[ lundi 31 mars ]

Profiteuse, possessive, dramatique, excessive, séductrice, amère, allumeuse, orgueilleuse, insouciante, pas amoureuse, pas innocente, le pire de moi dans un café enfumé où la musique devenait étourdissante, les voix et les verres enivrants.
Le pire de moi dans une lutte invisible, le désir de plaire encore et encore, peu importe la cible, le pire de moi retrouvé au nom d'un jeu sordide de séduction interessée.

Je n'aime personne qui puisse s'offrir à ma vue, je n'aime que des fantômes, je n'aime que des ombres, et je souffre en silence, et joue au lieu de le dire, et joue à être aimée plutôt que de chercher à adorer.
Et le garçon qui se trouvait à mes côtés, si je l'avoue, si je l'avoue, le garçon à mes côtés, dans un café, à quelques soirs de cet après-midi qui s'éveille et va s'éteindre aussi vite, n'est qu'un pion sur l'échiquier du pire de moi retrouvé. Si je l'avoue, si je l'avoue, il faut bien dire je n'ai pas mal par amour s'il détourne ses yeux de moi, je n'ai pas mal par affection ni même par tendresse, s'il parle à tort et à travers à d'autres et non plus à travers moi. Mais j'enrage et peste contre tout et tous et toutes, si ses faveurs me délaissent, si mon heure passe et mes charmes à ses yeux se tarissent, j'enrage par orgueil et c'est un péché honteux, dans un café où la musique me rappelle, doucement, sans leur dire, sans leur montrer, le fantôme d'un autre qui m'avait aimé.

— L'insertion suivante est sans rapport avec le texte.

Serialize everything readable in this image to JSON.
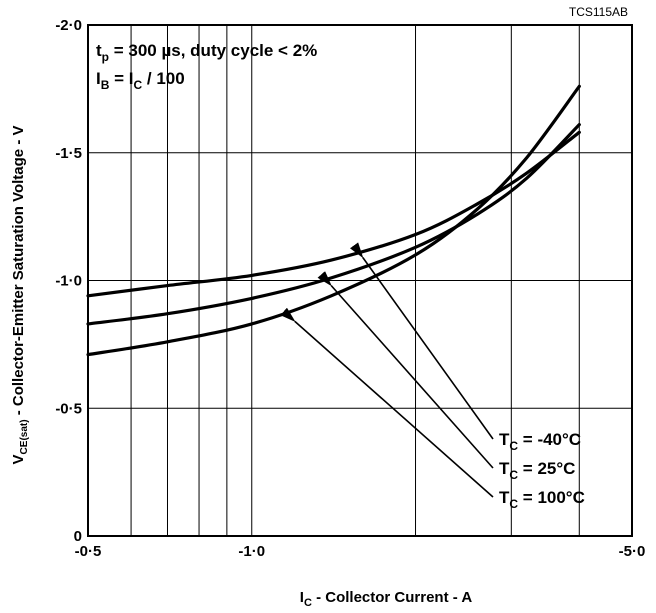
{
  "chart_data": {
    "type": "line",
    "figure_code": "TCS115AB",
    "xlabel": {
      "main": "I",
      "sub": "C",
      "rest": " - Collector Current - A"
    },
    "ylabel": {
      "main": "V",
      "sub": "CE(sat)",
      "rest": " - Collector-Emitter Saturation Voltage - V"
    },
    "x_scale": "log",
    "xlim": [
      0.5,
      5.0
    ],
    "ylim": [
      0,
      -2.0
    ],
    "x_tick_labels": [
      {
        "value": 0.5,
        "label": "-0·5"
      },
      {
        "value": 1.0,
        "label": "-1·0"
      },
      {
        "value": 5.0,
        "label": "-5·0"
      }
    ],
    "y_tick_labels": [
      {
        "value": 0,
        "label": "0"
      },
      {
        "value": -0.5,
        "label": "-0·5"
      },
      {
        "value": -1.0,
        "label": "-1·0"
      },
      {
        "value": -1.5,
        "label": "-1·5"
      },
      {
        "value": -2.0,
        "label": "-2·0"
      }
    ],
    "x_gridlines": [
      0.6,
      0.7,
      0.8,
      0.9,
      1.0,
      2.0,
      3.0,
      4.0
    ],
    "y_gridlines": [
      -0.5,
      -1.0,
      -1.5
    ],
    "conditions": [
      {
        "main": "t",
        "sub": "p",
        "text": " = 300 µs, duty cycle < 2%"
      },
      {
        "main": "I",
        "sub": "B",
        "text": " = I",
        "sub2": "C",
        "text2": " / 100"
      }
    ],
    "series": [
      {
        "name": "-40°C",
        "label_value": " -40°C",
        "x": [
          0.5,
          0.7,
          1.0,
          1.4,
          2.0,
          2.6,
          3.2,
          4.0
        ],
        "y": [
          -0.94,
          -0.98,
          -1.02,
          -1.08,
          -1.18,
          -1.3,
          -1.42,
          -1.58
        ]
      },
      {
        "name": "25°C",
        "label_value": "   25°C",
        "x": [
          0.5,
          0.7,
          1.0,
          1.4,
          2.0,
          2.6,
          3.2,
          4.0
        ],
        "y": [
          -0.83,
          -0.87,
          -0.93,
          -1.01,
          -1.13,
          -1.26,
          -1.4,
          -1.61
        ]
      },
      {
        "name": "100°C",
        "label_value": " 100°C",
        "x": [
          0.5,
          0.7,
          1.0,
          1.4,
          2.0,
          2.6,
          3.2,
          4.0
        ],
        "y": [
          -0.71,
          -0.76,
          -0.83,
          -0.94,
          -1.1,
          -1.28,
          -1.48,
          -1.76
        ]
      }
    ],
    "series_label_prefix": {
      "main": "T",
      "sub": "C",
      "eq": " ="
    },
    "annotations": [
      {
        "series": "-40°C",
        "arrow_to": {
          "x": 1.6,
          "y": -1.09
        }
      },
      {
        "series": "25°C",
        "arrow_to": {
          "x": 1.4,
          "y": -0.98
        }
      },
      {
        "series": "100°C",
        "arrow_to": {
          "x": 1.2,
          "y": -0.84
        }
      }
    ],
    "grid": true,
    "legend": "inline labels bottom-right with arrows"
  }
}
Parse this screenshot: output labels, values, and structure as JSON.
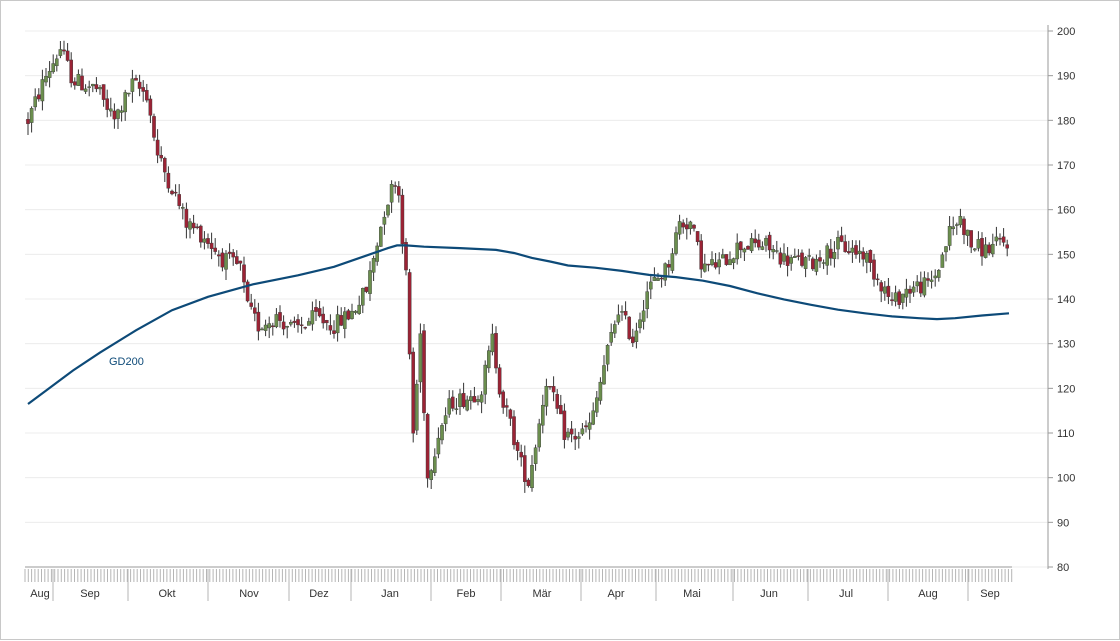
{
  "chart_data": {
    "type": "candlestick",
    "x_axis": {
      "month_labels": [
        "Aug",
        "Sep",
        "Okt",
        "Nov",
        "Dez",
        "Jan",
        "Feb",
        "Mär",
        "Apr",
        "Mai",
        "Jun",
        "Jul",
        "Aug",
        "Sep"
      ]
    },
    "y_axis": {
      "ticks": [
        80,
        90,
        100,
        110,
        120,
        130,
        140,
        150,
        160,
        170,
        180,
        190,
        200
      ],
      "ylim": [
        80,
        200
      ],
      "position": "right"
    },
    "grid": true,
    "moving_average": {
      "label": "GD200",
      "color": "#0d4a78",
      "points": [
        [
          0,
          116.5
        ],
        [
          10,
          119.5
        ],
        [
          25,
          124
        ],
        [
          40,
          128
        ],
        [
          60,
          133
        ],
        [
          80,
          137.5
        ],
        [
          100,
          140.5
        ],
        [
          125,
          143.3
        ],
        [
          150,
          145.3
        ],
        [
          170,
          147.2
        ],
        [
          180,
          148.6
        ],
        [
          190,
          150
        ],
        [
          200,
          151.4
        ],
        [
          205,
          152
        ],
        [
          210,
          152
        ],
        [
          220,
          151.7
        ],
        [
          240,
          151.4
        ],
        [
          260,
          151
        ],
        [
          270,
          150.3
        ],
        [
          280,
          149.2
        ],
        [
          290,
          148.4
        ],
        [
          300,
          147.5
        ],
        [
          315,
          147
        ],
        [
          330,
          146.3
        ],
        [
          345,
          145.4
        ],
        [
          360,
          144.9
        ],
        [
          375,
          144.1
        ],
        [
          390,
          142.9
        ],
        [
          405,
          141.3
        ],
        [
          420,
          139.9
        ],
        [
          435,
          138.7
        ],
        [
          450,
          137.6
        ],
        [
          465,
          136.8
        ],
        [
          480,
          136.1
        ],
        [
          495,
          135.7
        ],
        [
          505,
          135.5
        ],
        [
          515,
          135.7
        ],
        [
          530,
          136.3
        ],
        [
          545,
          136.8
        ]
      ]
    },
    "candles": {
      "count": 546,
      "colors": {
        "up": "#6b8e4e",
        "down": "#9b2335",
        "wick": "#333333"
      },
      "keypoints": [
        [
          0,
          180
        ],
        [
          10,
          190
        ],
        [
          18,
          196
        ],
        [
          25,
          189
        ],
        [
          38,
          187
        ],
        [
          48,
          180
        ],
        [
          58,
          188
        ],
        [
          66,
          186
        ],
        [
          72,
          172
        ],
        [
          80,
          165
        ],
        [
          88,
          157
        ],
        [
          98,
          154
        ],
        [
          108,
          149
        ],
        [
          118,
          147
        ],
        [
          122,
          138
        ],
        [
          128,
          134
        ],
        [
          138,
          136
        ],
        [
          148,
          133
        ],
        [
          160,
          136
        ],
        [
          170,
          134
        ],
        [
          180,
          137
        ],
        [
          188,
          142
        ],
        [
          198,
          160
        ],
        [
          205,
          168
        ],
        [
          210,
          145
        ],
        [
          214,
          110
        ],
        [
          218,
          132
        ],
        [
          222,
          100
        ],
        [
          228,
          110
        ],
        [
          235,
          117
        ],
        [
          245,
          118
        ],
        [
          252,
          120
        ],
        [
          258,
          131
        ],
        [
          263,
          118
        ],
        [
          268,
          112
        ],
        [
          273,
          104
        ],
        [
          278,
          99
        ],
        [
          283,
          110
        ],
        [
          288,
          122
        ],
        [
          293,
          116
        ],
        [
          298,
          110
        ],
        [
          303,
          109
        ],
        [
          308,
          110
        ],
        [
          313,
          112
        ],
        [
          320,
          125
        ],
        [
          328,
          138
        ],
        [
          336,
          131
        ],
        [
          344,
          142
        ],
        [
          355,
          147
        ],
        [
          362,
          157
        ],
        [
          368,
          157
        ],
        [
          375,
          147
        ],
        [
          385,
          148
        ],
        [
          395,
          152
        ],
        [
          410,
          152
        ],
        [
          420,
          149
        ],
        [
          435,
          148
        ],
        [
          450,
          152
        ],
        [
          465,
          150
        ],
        [
          470,
          146
        ],
        [
          475,
          143
        ],
        [
          480,
          139
        ],
        [
          488,
          142
        ],
        [
          495,
          143
        ],
        [
          500,
          143
        ],
        [
          505,
          146
        ],
        [
          512,
          155
        ],
        [
          518,
          158
        ],
        [
          524,
          152
        ],
        [
          532,
          151
        ],
        [
          537,
          152
        ],
        [
          545,
          153
        ]
      ]
    }
  }
}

La grande ville ne s'endort jamais, elle a même réveillé le diable qui sommeillait en moi, qui sommeille toujours, qui se lève en somnambule quelques soirs dans des cafés aux murs noircis de fumée. Et là, au milieu du monde, cette part sombre, le pire de moi retrouvé. Tout comme le jour de mes quinze ans, jouer à être adorée plutôt que de savoir aimer. Parfois c'est la seule chose qui parait bonne, la seule qui donne un sens, pour le peu de temps que l'on y croit, le peu de nuits où l'on y pense.
Profiteuse, douce à l'excès pour l'attention en retour, pour les mots tendres en retour, profiter du temps d'un homme c'est toujours gagner du temps pour soi.
Possessive, délibérément propriétaire exclusive des sourires qu'il me rend, dramatique, à cet instant tout plan cadré sur moi, alors jouer avec la lumière, excessivement actrice d'un manège dont il pense que je ne le devine pas. Séductrice pour que jamais ça ne s'arrête, amère de donner si peu et d'attendre toujours plus, allumeuse de mille flammes dans les yeux pour demeurer au monde, n'avoir jamais été aussi réelle. Orgueilleuse en demande, toujours en demande sous des airs d'insouciance, mesurés, mesurés. Pas amoureuse, pas ça non, si je pouvais, mais je ne le peux pas, puisqu'autour on se donne à ma vue, puisqu'il n'y a que les fantômes que je puisse aimer, ceux qui s'enfuient tout le temps, ceux qui se cachent, non pas amoureuse d'un pion sur l'échiquier du pire de moi réveillé. Pas innocente, dans ce jeu injuste aux allures de bonheur facile je demeure consciente. Le pire de moi ne se tait plus, il parle au grand jour, en ce jour. Et ce n'est pas drôle, mais ce n'est pas triste. J'ai fait croire à des mensonges, dans une grande ville qui ne voulait pas dormir, j'ai fait croire que j'aimais, au coeur d'émotions que je ne ressentais pas, que j'avais les larmes faciles par affection ou par tendresse qu'importe il n'en est rien. Illusion d'optique, mes yeux qui se plongent dans d'autres et insistent d'un sourire que je ne vais pas partir, pas encore il est encore tôt et je ne veux pas dormir. Ce n'est pas drôle mais ce n'est pas triste. J'ai fait croire à des mensonges dont je souhaitais qu'ils soient vrais.